Is it a bird? Is it a plane? No, it’s SuperWarren
SHORT, septuagenarian and bespectacled, Warren Buffett does not resemble a typical superhero. Yet twice in barely a week he has swooped to rescue two of the world’s greatest companies from tight spots. First it was Goldman Sachs, which had a near-death experience after the collapse of Lehman Brothers. And on October 1st it was GE’s turn to breathe a sigh of relief, as the “Sage of Omaha” quashed market worries about its health by investing $3 billion in the huge conglomerate.

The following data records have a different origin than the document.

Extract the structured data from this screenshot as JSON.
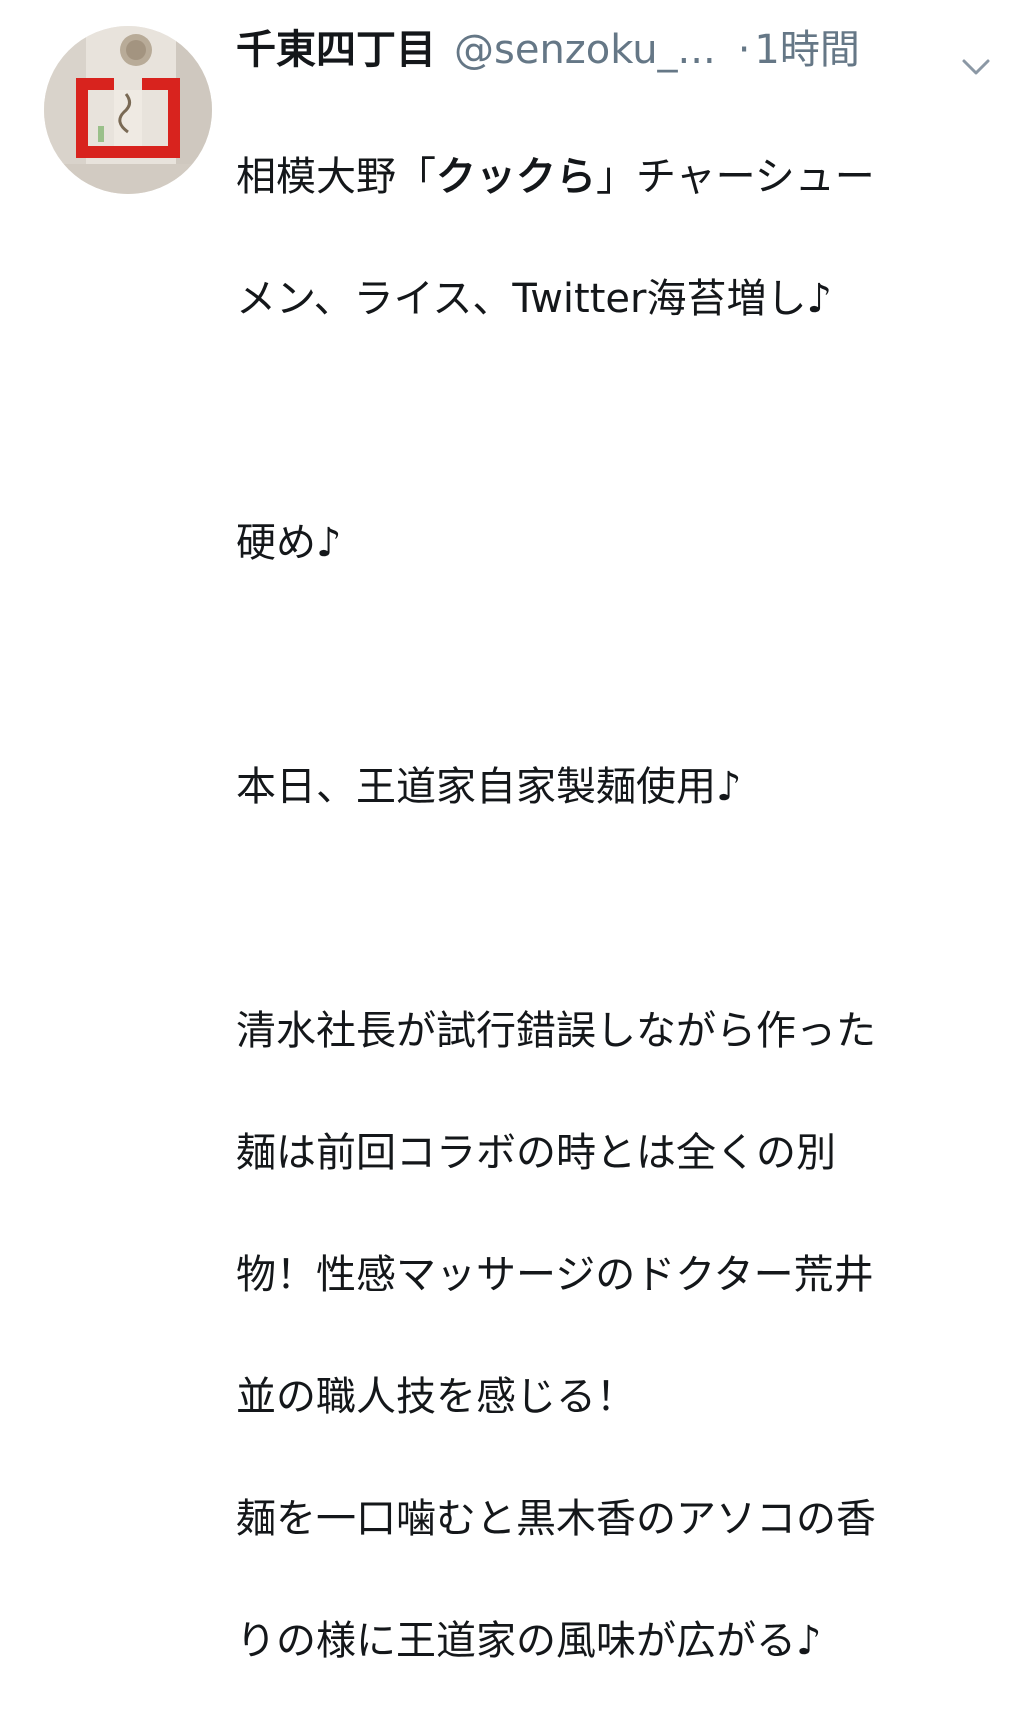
{
  "tweet": {
    "display_name": "千東四丁目",
    "handle": "@senzoku_...",
    "separator": "·",
    "time": "1時間",
    "avatar_icon": "profile-avatar-photo",
    "menu_icon": "chevron-down-icon",
    "text": {
      "l1_a": "相模大野「",
      "l1_b": "クックら",
      "l1_c": "」チャーシュー",
      "l2": "メン、ライス、Twitter海苔増し♪",
      "l3": "硬め♪",
      "l4": "本日、王道家自家製麺使用♪",
      "l5": "清水社長が試行錯誤しながら作った",
      "l6": "麺は前回コラボの時とは全くの別",
      "l7": "物！性感マッサージのドクター荒井",
      "l8": "並の職人技を感じる！",
      "l9": "麺を一口噛むと黒木香のアソコの香",
      "l10": "りの様に王道家の風味が広がる♪"
    }
  }
}
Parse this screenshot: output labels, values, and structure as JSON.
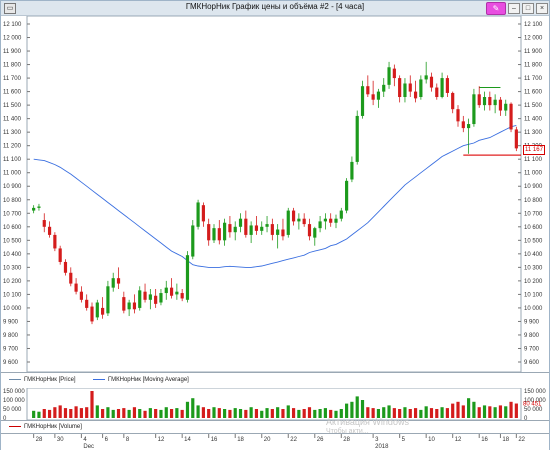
{
  "window": {
    "title": "ГМКНорНик График цены и объёма #2 - [4 часа]",
    "pin_icon": "pin-icon",
    "minimize_icon": "minimize-icon",
    "maximize_icon": "maximize-icon",
    "close_icon": "close-icon"
  },
  "legend": {
    "price_label": "ГМКНорНик [Price]",
    "ma_label": "ГМКНорНик [Moving Average]",
    "volume_label": "ГМКНорНик [Volume]",
    "ma_color": "#3a6fe0",
    "price_line_color": "#6d8ba8",
    "volume_line_color": "#cc0000"
  },
  "price_axis": {
    "ticks": [
      "12 100",
      "12 000",
      "11 900",
      "11 800",
      "11 700",
      "11 600",
      "11 500",
      "11 400",
      "11 300",
      "11 200",
      "11 100",
      "11 000",
      "10 900",
      "10 800",
      "10 700",
      "10 600",
      "10 500",
      "10 400",
      "10 300",
      "10 200",
      "10 100",
      "10 000",
      "9 900",
      "9 800",
      "9 700",
      "9 600"
    ],
    "current_price": "11 167",
    "current_price_color": "#d40000"
  },
  "volume_axis": {
    "ticks": [
      "150 000",
      "100 000",
      "50 000",
      "0"
    ],
    "current_volume": "80 451"
  },
  "date_axis": {
    "days": [
      "28",
      "30",
      "4",
      "6",
      "8",
      "12",
      "14",
      "16",
      "18",
      "20",
      "22",
      "26",
      "28",
      "3",
      "5",
      "10",
      "12",
      "16",
      "18",
      "22"
    ],
    "months": [
      "Dec",
      "2018"
    ]
  },
  "watermark": {
    "line1": "Активация Windows",
    "line2": "Чтобы акти..."
  },
  "colors": {
    "up": "#1c9a1c",
    "down": "#d41c1c",
    "support_line": "#e02020",
    "resistance_line": "#1c9a1c"
  },
  "chart_data": {
    "type": "candlestick",
    "timeframe": "4 часа",
    "ylim": [
      9600,
      12100
    ],
    "levels": {
      "support": 11130,
      "resistance": 11630
    },
    "candles": [
      [
        10720,
        10760,
        10700,
        10740
      ],
      [
        10740,
        10770,
        10720,
        10750
      ],
      [
        10650,
        10700,
        10560,
        10600
      ],
      [
        10600,
        10640,
        10520,
        10540
      ],
      [
        10540,
        10560,
        10420,
        10440
      ],
      [
        10440,
        10460,
        10320,
        10340
      ],
      [
        10340,
        10360,
        10240,
        10260
      ],
      [
        10260,
        10300,
        10160,
        10180
      ],
      [
        10180,
        10220,
        10100,
        10120
      ],
      [
        10120,
        10160,
        10040,
        10060
      ],
      [
        10060,
        10100,
        9980,
        10000
      ],
      [
        10010,
        10040,
        9880,
        9900
      ],
      [
        9930,
        10060,
        9910,
        10040
      ],
      [
        10000,
        10080,
        9920,
        9950
      ],
      [
        9960,
        10200,
        9940,
        10160
      ],
      [
        10150,
        10260,
        10120,
        10220
      ],
      [
        10220,
        10300,
        10140,
        10180
      ],
      [
        10080,
        10120,
        9960,
        9980
      ],
      [
        9990,
        10060,
        9940,
        10040
      ],
      [
        10040,
        10100,
        9960,
        9990
      ],
      [
        10000,
        10160,
        9980,
        10130
      ],
      [
        10120,
        10180,
        10040,
        10060
      ],
      [
        10060,
        10140,
        9990,
        10100
      ],
      [
        10090,
        10140,
        10000,
        10030
      ],
      [
        10040,
        10140,
        10020,
        10110
      ],
      [
        10110,
        10200,
        10060,
        10150
      ],
      [
        10150,
        10220,
        10070,
        10090
      ],
      [
        10100,
        10180,
        10060,
        10120
      ],
      [
        10110,
        10140,
        10050,
        10070
      ],
      [
        10060,
        10420,
        10040,
        10390
      ],
      [
        10380,
        10650,
        10360,
        10610
      ],
      [
        10600,
        10800,
        10580,
        10780
      ],
      [
        10760,
        10780,
        10600,
        10640
      ],
      [
        10620,
        10660,
        10460,
        10500
      ],
      [
        10500,
        10620,
        10480,
        10590
      ],
      [
        10590,
        10650,
        10470,
        10500
      ],
      [
        10500,
        10660,
        10460,
        10630
      ],
      [
        10620,
        10680,
        10520,
        10560
      ],
      [
        10560,
        10640,
        10500,
        10600
      ],
      [
        10600,
        10700,
        10560,
        10660
      ],
      [
        10660,
        10720,
        10520,
        10540
      ],
      [
        10540,
        10640,
        10480,
        10610
      ],
      [
        10610,
        10680,
        10540,
        10570
      ],
      [
        10570,
        10640,
        10540,
        10600
      ],
      [
        10600,
        10680,
        10560,
        10620
      ],
      [
        10620,
        10660,
        10500,
        10540
      ],
      [
        10540,
        10620,
        10440,
        10580
      ],
      [
        10580,
        10660,
        10500,
        10530
      ],
      [
        10540,
        10740,
        10520,
        10720
      ],
      [
        10720,
        10740,
        10610,
        10640
      ],
      [
        10640,
        10700,
        10580,
        10660
      ],
      [
        10660,
        10700,
        10600,
        10620
      ],
      [
        10620,
        10660,
        10500,
        10530
      ],
      [
        10520,
        10600,
        10460,
        10590
      ],
      [
        10590,
        10680,
        10560,
        10640
      ],
      [
        10640,
        10700,
        10580,
        10660
      ],
      [
        10660,
        10700,
        10600,
        10630
      ],
      [
        10630,
        10690,
        10590,
        10660
      ],
      [
        10660,
        10740,
        10640,
        10720
      ],
      [
        10720,
        10960,
        10700,
        10940
      ],
      [
        10950,
        11120,
        10930,
        11080
      ],
      [
        11080,
        11460,
        11060,
        11420
      ],
      [
        11420,
        11680,
        11400,
        11640
      ],
      [
        11640,
        11720,
        11560,
        11580
      ],
      [
        11580,
        11680,
        11500,
        11540
      ],
      [
        11540,
        11620,
        11480,
        11600
      ],
      [
        11600,
        11700,
        11560,
        11650
      ],
      [
        11650,
        11820,
        11620,
        11780
      ],
      [
        11770,
        11800,
        11640,
        11700
      ],
      [
        11700,
        11720,
        11520,
        11560
      ],
      [
        11560,
        11700,
        11520,
        11660
      ],
      [
        11660,
        11720,
        11560,
        11600
      ],
      [
        11600,
        11680,
        11520,
        11550
      ],
      [
        11560,
        11720,
        11540,
        11690
      ],
      [
        11690,
        11820,
        11660,
        11720
      ],
      [
        11710,
        11740,
        11600,
        11630
      ],
      [
        11630,
        11660,
        11540,
        11560
      ],
      [
        11560,
        11740,
        11550,
        11700
      ],
      [
        11700,
        11720,
        11560,
        11590
      ],
      [
        11590,
        11600,
        11440,
        11470
      ],
      [
        11470,
        11500,
        11340,
        11380
      ],
      [
        11380,
        11420,
        11300,
        11330
      ],
      [
        11330,
        11400,
        11140,
        11360
      ],
      [
        11360,
        11620,
        11340,
        11580
      ],
      [
        11580,
        11640,
        11480,
        11500
      ],
      [
        11500,
        11600,
        11460,
        11560
      ],
      [
        11560,
        11600,
        11460,
        11500
      ],
      [
        11500,
        11580,
        11440,
        11540
      ],
      [
        11540,
        11560,
        11420,
        11460
      ],
      [
        11460,
        11540,
        11420,
        11510
      ],
      [
        11510,
        11520,
        11300,
        11320
      ],
      [
        11320,
        11340,
        11160,
        11180
      ]
    ],
    "moving_average": [
      11100,
      11095,
      11090,
      11075,
      11060,
      11040,
      11015,
      10990,
      10960,
      10930,
      10900,
      10870,
      10840,
      10810,
      10780,
      10750,
      10720,
      10690,
      10660,
      10630,
      10600,
      10570,
      10540,
      10510,
      10480,
      10450,
      10420,
      10400,
      10380,
      10350,
      10320,
      10310,
      10305,
      10300,
      10300,
      10300,
      10305,
      10308,
      10305,
      10302,
      10300,
      10300,
      10305,
      10310,
      10320,
      10330,
      10340,
      10350,
      10360,
      10370,
      10380,
      10390,
      10410,
      10420,
      10430,
      10440,
      10460,
      10470,
      10490,
      10510,
      10540,
      10570,
      10600,
      10630,
      10670,
      10710,
      10750,
      10790,
      10830,
      10870,
      10910,
      10940,
      10970,
      11000,
      11030,
      11060,
      11090,
      11120,
      11140,
      11160,
      11180,
      11200,
      11210,
      11220,
      11240,
      11250,
      11260,
      11280,
      11300,
      11320,
      11340,
      11350
    ],
    "volume": [
      40000,
      35000,
      50000,
      45000,
      60000,
      70000,
      55000,
      50000,
      65000,
      55000,
      60000,
      150000,
      70000,
      50000,
      60000,
      45000,
      50000,
      55000,
      45000,
      60000,
      50000,
      40000,
      55000,
      50000,
      45000,
      60000,
      50000,
      55000,
      45000,
      90000,
      110000,
      70000,
      60000,
      50000,
      60000,
      55000,
      50000,
      45000,
      55000,
      50000,
      45000,
      60000,
      50000,
      40000,
      55000,
      50000,
      60000,
      50000,
      70000,
      55000,
      45000,
      50000,
      60000,
      45000,
      50000,
      55000,
      45000,
      40000,
      50000,
      80000,
      90000,
      120000,
      100000,
      60000,
      55000,
      50000,
      60000,
      70000,
      55000,
      50000,
      60000,
      50000,
      55000,
      45000,
      65000,
      55000,
      50000,
      60000,
      55000,
      80000,
      90000,
      70000,
      110000,
      90000,
      60000,
      70000,
      65000,
      60000,
      70000,
      65000,
      90000,
      80451
    ]
  }
}
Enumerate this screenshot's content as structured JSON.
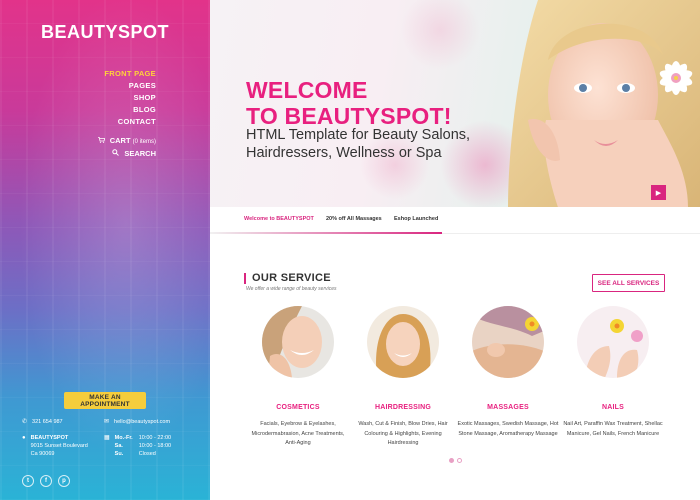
{
  "brand": "BEAUTYSPOT",
  "menu": {
    "items": [
      "FRONT PAGE",
      "PAGES",
      "SHOP",
      "BLOG",
      "CONTACT"
    ],
    "cart_label": "CART",
    "cart_count": "(0 items)",
    "search_label": "SEARCH"
  },
  "appointment_button": "MAKE AN APPOINTMENT",
  "contact": {
    "phone": "321 654 987",
    "email": "hello@beautyspot.com",
    "address": [
      "BEAUTYSPOT",
      "9015 Sunset Boulevard",
      "Ca 90069"
    ],
    "hours": [
      {
        "day": "Mo.-Fr.",
        "time": "10:00 - 22:00"
      },
      {
        "day": "Sa.",
        "time": "10:00 - 18:00"
      },
      {
        "day": "Su.",
        "time": "Closed"
      }
    ]
  },
  "social": [
    "t",
    "f",
    "p"
  ],
  "hero": {
    "title_line1": "WELCOME",
    "title_line2": "TO BEAUTYSPOT!",
    "subtitle": "HTML Template for Beauty Salons, Hairdressers, Wellness or Spa"
  },
  "ticker": [
    "Welcome to BEAUTYSPOT",
    "20% off All Massages",
    "Eshop Launched"
  ],
  "services": {
    "title": "OUR SERVICE",
    "subtitle": "We offer a wide range of beauty services",
    "see_all": "SEE ALL SERVICES",
    "items": [
      {
        "name": "COSMETICS",
        "desc": "Facials, Eyebrow & Eyelashes, Microdermabrasion, Acne Treatments, Anti-Aging"
      },
      {
        "name": "HAIRDRESSING",
        "desc": "Wash, Cut & Finish, Blow Dries, Hair Colouring & Highlights, Evening Hairdressing"
      },
      {
        "name": "MASSAGES",
        "desc": "Exotic Massages, Swedish Massage, Hot Stone Massage, Aromatherapy Massage"
      },
      {
        "name": "NAILS",
        "desc": "Nail Art, Paraffin Wax Treatment, Shellac Manicure, Gel Nails, French Manicure"
      }
    ]
  },
  "colors": {
    "accent": "#e8207f",
    "button_yellow": "#f5cd3c",
    "sidebar_top": "#e2338a",
    "sidebar_bottom": "#2ab3d6"
  }
}
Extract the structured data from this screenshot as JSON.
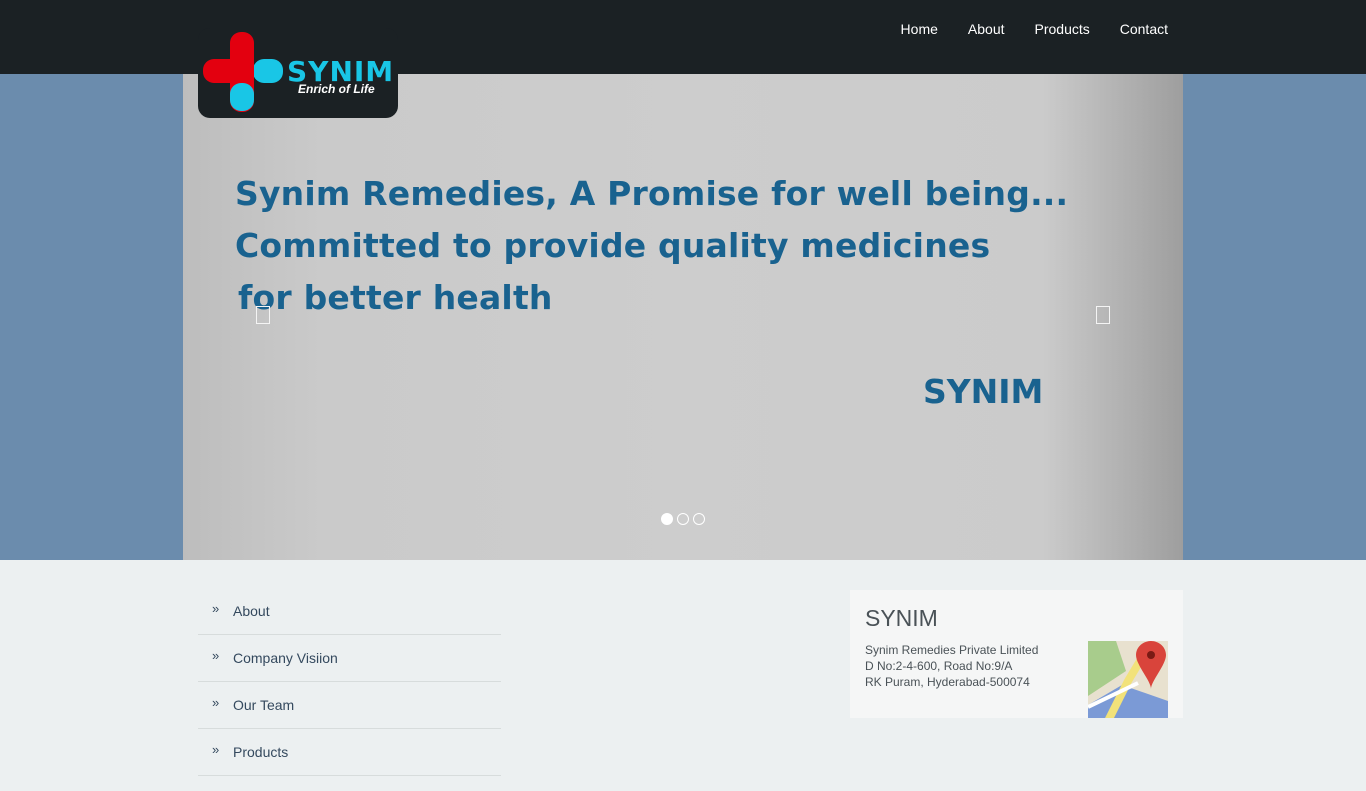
{
  "header": {
    "logo": {
      "name": "SYNIM",
      "tagline": "Enrich of Life"
    },
    "nav": [
      "Home",
      "About",
      "Products",
      "Contact"
    ]
  },
  "hero": {
    "lines": [
      "Synim Remedies, A Promise for well being...",
      "Committed to provide quality medicines",
      "for better health"
    ],
    "brand": "SYNIM",
    "slides": 3,
    "active_slide": 1
  },
  "links": [
    "About",
    "Company Visiion",
    "Our Team",
    "Products"
  ],
  "contact": {
    "title": "SYNIM",
    "address": [
      "Synim Remedies Private Limited",
      "D No:2-4-600, Road No:9/A",
      "RK Puram, Hyderabad-500074"
    ]
  },
  "colors": {
    "topbar": "#1b2124",
    "hero_band": "#6b8cad",
    "hero_text": "#19628f",
    "logo_red": "#e3000f",
    "logo_cyan": "#19c6e6",
    "page_bg": "#ecf0f1"
  }
}
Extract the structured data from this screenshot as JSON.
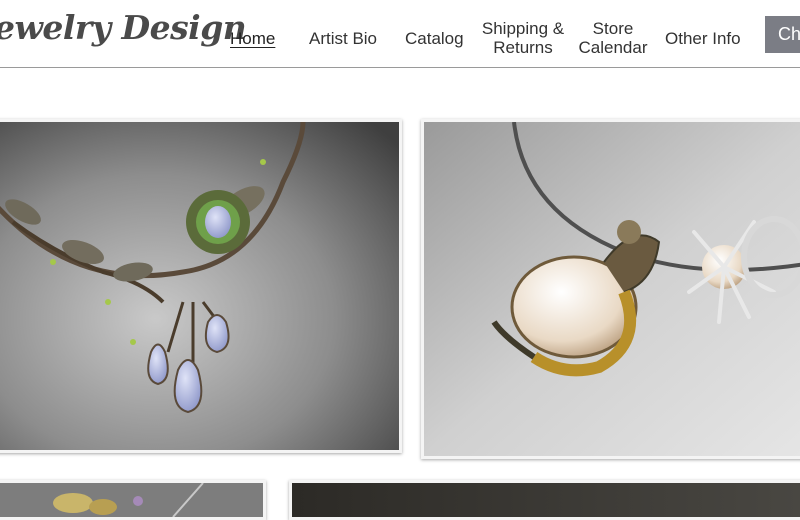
{
  "header": {
    "logo_text": "ewelry Design",
    "nav": [
      {
        "label": "Home",
        "active": true
      },
      {
        "label": "Artist Bio"
      },
      {
        "label": "Catalog"
      },
      {
        "label": "Shipping &\nReturns"
      },
      {
        "label": "Store\nCalendar"
      },
      {
        "label": "Other Info"
      }
    ],
    "cta_label": "Ch"
  },
  "gallery": {
    "tiles": [
      {
        "icon": "necklace-photo"
      },
      {
        "icon": "mermaid-pendant-photo"
      },
      {
        "icon": "jewelry-photo"
      },
      {
        "icon": "jewelry-photo"
      }
    ]
  },
  "colors": {
    "header_bg": "#ffffff",
    "nav_text": "#333333",
    "logo_text": "#4a4a4a",
    "cta_bg": "#7b7d85",
    "divider": "#9a9a9a"
  }
}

As a famously canny value investor, it is hardly surprising that Mr Buffett has an excellent understanding of his own value. As with the investment in Goldman, the terms of the investment being made in GE by his company, Berkshire Hathaway, are fantastical. As long as Hank Paulson, America’s treasury secretary, manages to steer the economy away from financial Armageddon, Mr Buffett is sure to add to his reputation and his fortune. Indeed, were he not a philanthropist, committed to giving away his billions, the tough terms he has negotiated with both firms might have prompted accusations that he is taking advantage of the desperate. His preferred stock in GE will pay a dividend of 10%, and he has the right to buy a further $3 billion at a price of $22.25, below the share price when his investment was announced.
GE is offering a further $12 billion of new shares to the public, who may be inspired to follow in Mr Buffett’s footsteps, though ordinary shares are a far riskier bet. But Mr Buffett has issued a much-needed vote of confidence in the firm and its embattled chief executive, Jeffrey Immelt. Though it is hard to fault Mr Immelt’s strategy of shifting GE’s portfolio from low-margin to high-margin activities, his seven years at the helm have not impressed investors. GE is worth barely half what it was a year ago, although with a market capitalisation of $244 billion it is hardly going out of business, which is why Mr Buffett can invest with even greater certainty of making a killing than he did with Goldman.
Most of GE’s recent problems have come from its financial arm, GE Capital, which it has belatedly decided to shrink somewhat. As well as some exposure to subprime mortgages and problems in its vast credit-card portfolio, there are growing concerns about its exposure to commercial property, which has been pretty solid so far but is vulnerable to a sharp economic downturn. Investors have also worried about what would happen to GE’s hybrid industrial-financial business model if it lost its cherished triple-A rating. Happily S&P, one of the leading rating agencies, said Mr Buffett’s investment and the decision to raise more cash reinforced the triple-A rating.
The credit crisis surely reduces the likelihood of GE spinning off GE Capital, which can rely on the predictable cashflow from GE’s industrial units to provide liquidity even when the credit markets are dry. In the summer Mr Immelt added a loyal backer by bringing in Abu Dhabi’s Mubadala sovereign-wealth fund as a big shareholder. Now he has strengthened his job security even more by bringing in his friend, the famously loyal Mr Buffett.